Annovis Bio announced positive results from its Phase II/III clinical trial evaluating the drug buntanetap for the treatment of mild to moderate Alzheimer's disease. This 12-week randomized, double-blind, placebo-controlled trial included 353 patients across 54 sites in the United States.

This oral medication works by selectively binding to an element in the mRNA of undesirable proteins to prevent their translation. Through this mechanism, buntanetap was shown to decrease the production of beta-amyloid, tau and other proteins which are hallmark signs of Alzheimer's disease. Furthermore, the benefits of buntanetap appeared to be dose-dependent, as more pronounced effects were observed as patients received higher doses.
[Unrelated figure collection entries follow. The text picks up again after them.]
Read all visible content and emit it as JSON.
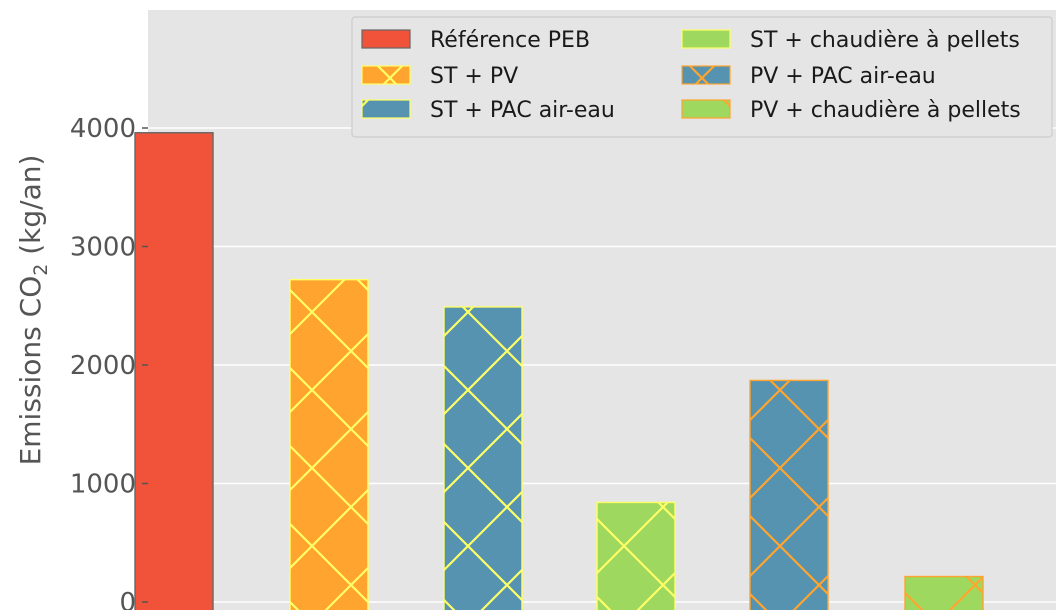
{
  "chart_data": {
    "type": "bar",
    "title": "",
    "xlabel": "",
    "ylabel_prefix": "Emissions CO",
    "ylabel_subscript": "2",
    "ylabel_suffix": " (kg/an)",
    "ylim": [
      0,
      4900
    ],
    "yticks": [
      "0",
      "1000",
      "2000",
      "3000",
      "4000"
    ],
    "grid": true,
    "legend_position": "top-right",
    "series": [
      {
        "name": "Référence PEB",
        "value": 3960,
        "color": "#f0533a",
        "hatch": "none",
        "hatch_color": "#666666"
      },
      {
        "name": "ST + PV",
        "value": 2720,
        "color": "#ffa42e",
        "hatch": "diagonal-cross",
        "hatch_color": "#ffff66"
      },
      {
        "name": "ST + PAC air-eau",
        "value": 2490,
        "color": "#5693b0",
        "hatch": "diagonal-cross",
        "hatch_color": "#ffff66"
      },
      {
        "name": "ST + chaudière à pellets",
        "value": 840,
        "color": "#9ed85e",
        "hatch": "diagonal-cross",
        "hatch_color": "#ffff66"
      },
      {
        "name": "PV + PAC air-eau",
        "value": 1870,
        "color": "#5693b0",
        "hatch": "diagonal-cross",
        "hatch_color": "#ffa42e"
      },
      {
        "name": "PV + chaudière à pellets",
        "value": 215,
        "color": "#9ed85e",
        "hatch": "diagonal-cross",
        "hatch_color": "#ffa42e"
      }
    ]
  }
}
The results showed patients who were given buntanetap demonstrated significant improvements in cognition, as measured by the ADAS-Cog 11 scale. This scale ranges from 0 and 70 and consists of 11 tasks to evaluate areas such as memory, language, attention, and other cognitive abilities. The buntanetap patients experienced a 3.3-point improvement on this scale compared to just 0.3 for the placebo group. While this is a meaningful clinical difference in cognitive function, there are still several areas or uncertainty about the long-term efficacy and durability of the drug. A longer-term Phase III trial is still needed to confirm its efficacy and safety with a larger pool of patients. Annovis.

Our Full Science Index
  • Clean Energy Investments: Global investments in manufacturing five key clean energy technologies – solar PV, wind, batteries, electrolysers and heat pumps – rose to $200 billion USD in 2023, a 70% increase from 2022. IEA.

  • Whale Communication: Researchers from MIT and Project CETI are using machine learning to analyze over 9,000 recordings sperm whale to analyze and understand how the creatures communicate through their complex patterns of clicks. If this project is successful, humans may be able to speak their language someday. NPR. Nature. Project CETI.

  • Personalized Cancer Vaccines: The long-awaited Phase III clinical trial for mRNA-4157, the personalized skin cancer vaccine, is now underway and recruiting ~1,100 patients with ‘serious and high-risk’ melanoma. The treatment’s Phase II trial only had 157 patient participants, but reduced the likelihood of death or cancer recurrence after 3 years by 49%. It would be a monumental feat in cancer research if similar results are seen in this subsequent trial. The Guardian. The Lancet. Moderna.

Media of the Week 📸 

Boston Dynamics Has A New Animatronic Robot

Boston Dynamics is well known for many things, including dancing robots. They recently shared a video of their latest dog bot and it has all the moves you would expect from man’s best friend.

The Beautiful Complexity of Leaf Veins

Credit: Luke Mander and Hywel T. P. Williams

Fossil evidence suggests that around 340 million years ago, leaf veins had a simple branching pattern. However, about 23 million years later, leaves evolved more complex vein networks, possibly in response to insect herbivores and drought conditions. This complexity improved the resiliency of leaves, and led to some the intricate beauty we can now appreciate today. The Royal Society.

JWST Views The Horsehead Nebula in Unprecedented Detail

Credit: ESA/Euclid/Euclid Consortium/NASA, image processing by J.-C. Cuillandre (CEA Paris-Saclay), G. Anselmi, NASA, ESA, and the Hubble Heritage Team (AURA/STScI), ESA/Webb, CSA, K. Misselt (University of Arizona), M. Zamani (ESA/Webb)

The Horsehead Nebula is about 1,300 light-years away from Earth and astronomers have been studying it for decades. It’s amazing to see the different visual details between telescopes, and this side-by-side demonstrates why the detail of the James Webb Space Telescope is unmatched. NASA JPL.

This Week In The Cosmos 🪐

May 11: An Earthshine Night. 

This is when the unlit part of the Moon becomes visible.

Credit: Terry Richmond on Unsplash

That’s all for this week! Thanks for reading.